Разъясняя все эти меры (кстати, Сергей Федорович Ахромеев внимательно слушал и не задавал никаких вопросов – видно, многое он услышал впервые), я логично подвел к одному весьма принципиальному выводу: катастрофа произошла в условиях двух положительных факторов. Первый фактор: 26 апреля – это пик вешних вод, поэтому облако взрыва, вылетев из кратера 4-го блока, поднявшись на километровую высоту, упало на пойму реки Припяти, переполненной быстро идущей в Днепр вешней водой. Миллиарды зараженных частиц угодили в воду. Вначале падали, естественно, тяжелые, затем – полегче, наконец, оседал дым – туман с микрочастицами. И все это поглотил могучий Днепр. Поэтому опасность, заключенная в облаке, фактически миновала. Анализ же воды в Днепре ниже впадения в него Припяти показал, что никаких отклонений не было до самого устья. Воду можно было пить. Второй фактор – облако от взрыва легло также в основном на песчаную почву. А песок, как известно, обладает хорошими абсорбирующими свойствами и склонностью соединяться с нуклидами (радиационно опасными частицами). Поэтому там, где на почве был дерн, с ветром могла еще гулять радиационная пыль. Но где дерн был снят или вообще его не было, а имелись песчаные пролысины, – там можно было считать, что нуклиды схвачены. Осталось только перевернуть верхний слой почвы, как безопасность значительно повысится. Учитывая два этих фактора, можно заранее отвергать любые программы-фолианты, рассчитанные в первую очередь на выполнение частных задач, а не на разрешение принципиальных общегосударственных проблем в связи с бедой, которая обрушилась на страну. А такие уже появились.

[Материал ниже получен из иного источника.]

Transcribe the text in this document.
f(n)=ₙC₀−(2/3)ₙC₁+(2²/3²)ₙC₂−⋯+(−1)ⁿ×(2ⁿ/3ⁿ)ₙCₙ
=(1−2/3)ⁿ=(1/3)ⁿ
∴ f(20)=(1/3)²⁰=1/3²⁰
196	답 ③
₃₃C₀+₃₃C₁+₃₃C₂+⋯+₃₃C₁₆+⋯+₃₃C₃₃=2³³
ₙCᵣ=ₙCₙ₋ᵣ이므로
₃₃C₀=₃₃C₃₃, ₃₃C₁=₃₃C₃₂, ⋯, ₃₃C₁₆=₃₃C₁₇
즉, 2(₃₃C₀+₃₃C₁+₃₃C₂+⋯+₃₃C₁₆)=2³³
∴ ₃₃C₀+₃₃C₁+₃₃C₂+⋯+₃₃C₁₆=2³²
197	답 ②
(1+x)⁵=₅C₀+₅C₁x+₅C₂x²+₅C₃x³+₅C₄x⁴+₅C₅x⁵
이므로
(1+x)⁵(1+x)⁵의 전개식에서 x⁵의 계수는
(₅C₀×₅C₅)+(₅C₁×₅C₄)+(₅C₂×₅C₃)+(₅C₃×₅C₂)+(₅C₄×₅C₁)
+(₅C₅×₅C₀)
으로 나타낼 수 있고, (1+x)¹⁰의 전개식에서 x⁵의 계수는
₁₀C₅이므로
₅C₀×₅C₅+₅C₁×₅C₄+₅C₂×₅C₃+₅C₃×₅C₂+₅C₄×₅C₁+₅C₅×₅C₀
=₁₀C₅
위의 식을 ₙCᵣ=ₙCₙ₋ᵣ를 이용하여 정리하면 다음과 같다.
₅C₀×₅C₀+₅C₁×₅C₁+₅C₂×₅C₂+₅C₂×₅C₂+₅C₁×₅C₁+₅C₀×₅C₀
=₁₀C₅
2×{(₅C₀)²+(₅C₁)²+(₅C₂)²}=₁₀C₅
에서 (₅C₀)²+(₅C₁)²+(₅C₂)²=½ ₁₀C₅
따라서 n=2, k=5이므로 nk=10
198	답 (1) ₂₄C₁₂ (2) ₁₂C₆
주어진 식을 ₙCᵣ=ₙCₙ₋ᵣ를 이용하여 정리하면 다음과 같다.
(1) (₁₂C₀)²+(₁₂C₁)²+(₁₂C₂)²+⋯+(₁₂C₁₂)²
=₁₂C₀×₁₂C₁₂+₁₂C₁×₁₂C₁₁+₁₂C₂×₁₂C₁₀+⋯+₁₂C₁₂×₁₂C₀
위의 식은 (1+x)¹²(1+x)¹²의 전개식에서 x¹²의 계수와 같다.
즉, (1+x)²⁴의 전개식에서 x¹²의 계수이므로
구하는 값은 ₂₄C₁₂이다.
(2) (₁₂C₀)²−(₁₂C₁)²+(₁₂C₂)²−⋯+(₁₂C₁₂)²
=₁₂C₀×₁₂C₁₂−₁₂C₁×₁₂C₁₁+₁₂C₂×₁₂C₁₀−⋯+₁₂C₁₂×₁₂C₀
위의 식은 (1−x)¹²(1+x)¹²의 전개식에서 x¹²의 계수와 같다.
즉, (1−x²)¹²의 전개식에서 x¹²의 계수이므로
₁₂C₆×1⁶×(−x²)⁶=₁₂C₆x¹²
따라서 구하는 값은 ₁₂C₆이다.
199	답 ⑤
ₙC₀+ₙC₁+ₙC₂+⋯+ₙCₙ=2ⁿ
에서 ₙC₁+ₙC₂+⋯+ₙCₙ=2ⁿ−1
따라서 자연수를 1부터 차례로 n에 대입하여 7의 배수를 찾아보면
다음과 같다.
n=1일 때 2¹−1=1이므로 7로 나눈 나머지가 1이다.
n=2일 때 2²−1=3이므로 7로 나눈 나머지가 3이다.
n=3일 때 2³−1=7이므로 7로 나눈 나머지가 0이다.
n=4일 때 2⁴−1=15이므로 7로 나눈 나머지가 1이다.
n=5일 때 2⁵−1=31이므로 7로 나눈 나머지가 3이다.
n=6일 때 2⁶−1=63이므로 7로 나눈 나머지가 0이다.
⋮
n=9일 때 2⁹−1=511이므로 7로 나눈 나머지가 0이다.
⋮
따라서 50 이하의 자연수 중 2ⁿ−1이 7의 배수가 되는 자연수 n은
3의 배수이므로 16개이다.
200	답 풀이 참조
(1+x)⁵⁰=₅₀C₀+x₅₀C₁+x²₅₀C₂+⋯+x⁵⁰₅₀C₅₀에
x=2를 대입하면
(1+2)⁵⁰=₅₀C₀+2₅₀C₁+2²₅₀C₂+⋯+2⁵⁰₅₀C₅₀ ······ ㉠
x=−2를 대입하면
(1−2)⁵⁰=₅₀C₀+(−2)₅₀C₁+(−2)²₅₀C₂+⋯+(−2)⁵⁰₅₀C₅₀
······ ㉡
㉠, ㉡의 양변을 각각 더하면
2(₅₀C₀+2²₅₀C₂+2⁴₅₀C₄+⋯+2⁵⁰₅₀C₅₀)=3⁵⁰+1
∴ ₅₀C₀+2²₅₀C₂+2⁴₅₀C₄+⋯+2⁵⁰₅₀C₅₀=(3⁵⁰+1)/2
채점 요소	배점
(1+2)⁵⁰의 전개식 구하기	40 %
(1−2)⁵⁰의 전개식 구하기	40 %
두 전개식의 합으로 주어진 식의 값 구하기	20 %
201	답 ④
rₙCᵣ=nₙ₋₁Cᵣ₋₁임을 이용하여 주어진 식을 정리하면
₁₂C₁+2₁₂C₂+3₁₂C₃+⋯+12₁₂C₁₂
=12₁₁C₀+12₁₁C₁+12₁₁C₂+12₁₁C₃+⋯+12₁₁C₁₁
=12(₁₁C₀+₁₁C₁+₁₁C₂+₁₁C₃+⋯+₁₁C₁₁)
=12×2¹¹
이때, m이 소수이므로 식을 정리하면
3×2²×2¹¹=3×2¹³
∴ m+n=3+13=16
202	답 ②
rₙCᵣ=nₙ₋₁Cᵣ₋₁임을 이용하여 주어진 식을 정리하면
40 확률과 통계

Начальник Генштаба отнесся к моему докладу одобрительно и утвердил программу действий на июнь и июль. В эти месяцы по графику Генштаба еще продолжали прибывать в район катастрофы воинские части. Их надо было встретить, временно разместить, определить задачи и режим работы, одновременно организовать обустройство (точнее, строительство военного городка). А поскольку перспектива ведения здесь работ определялась не месяцами, а годами, то и обустройство войск проводилось соответствующее.
Утром 24 мая я вылетел из Москвы обратно в Чернобыль уже с основным составом Оперативной группы и руководством Научного центра. На душе было спокойно, так как все вопросы предварительно на месте я уже на прошлой неделе обговорил. И сейчас летел, как домой. Предстояло только развести соответствующих начальников по объектам, определить им задачи и приступить к действиям. В состав Оперативной группы входили: генерал-лейтенант Г.С. Стародубов, генерал-лейтенант А.Д. Кунцевич, генерал-майор Г.В. Прокопчик, генерал-майор С.Н. Лиховидов, полковник В.С. Тушнов.
В числе Научного центра, кроме его руководителей – генералов А.К. Федорова, Б.П. Дутова и полковника Р.Ф. Разуванова, летели лица технического состава, взятые в основном из Института гражданской обороны и частично – Института химических войск. С их помощью уже с первых дней можно было наладить делопроизводство, издание документов, дежурство, передачу и принятие распоряжений, информации и т. д.
Мы приземлились, как и заказывалось, на военном аэродроме Овруч. Проехав в город и показав вместе с командованием дивизии место расположения Научного центра его руководителям, я вернулся на аэродром, пересел на поджидавший нас вертолет и отправился в Чернобыль. Полет занимал всего десять минут.
На всем лежала печать осиротелости. Все села – как вымерли, ни души. Не долетая до Чернобыля, я сказал, чтобы вертолет дал круг вокруг города Припять. Чудесный ультрасовременный, многоэтажный город с бассейнами, теннисными кортами и прочими спортивными площадками был мертв.
Перед посадкой я приказал несколько раз на небольшой высоте облететь разрушенный четвертый блок станции, чтобы можно было хорошо осмотреть картину катастрофы с правого борта.
Облетая саму АЭС, заметили только нескольких человек, и то у административного корпуса. Четвертый же блок был разворочен так, будто кто-то вырвал его нутро и при этом «наломал дров» рядом. Однако я почему-то ожидал большего, считал, что коль произошел взрыв реактора, то там уж если не Хиросима, то нечто тоже грандиозное в печальном смысле слова. Однако увиденное такого впечатления не оставляло. Позже, когда мы мотались на АЭС дважды в сутки, то обратили внимание на то, что внешне, если созерцать станцию с дороги, разрушения явно не были заметны. Однако это ядерное чрево еще дышало, и в атмосферу выбрасывались все новые и новые порции нуклидов, хотя и в небольших дозах.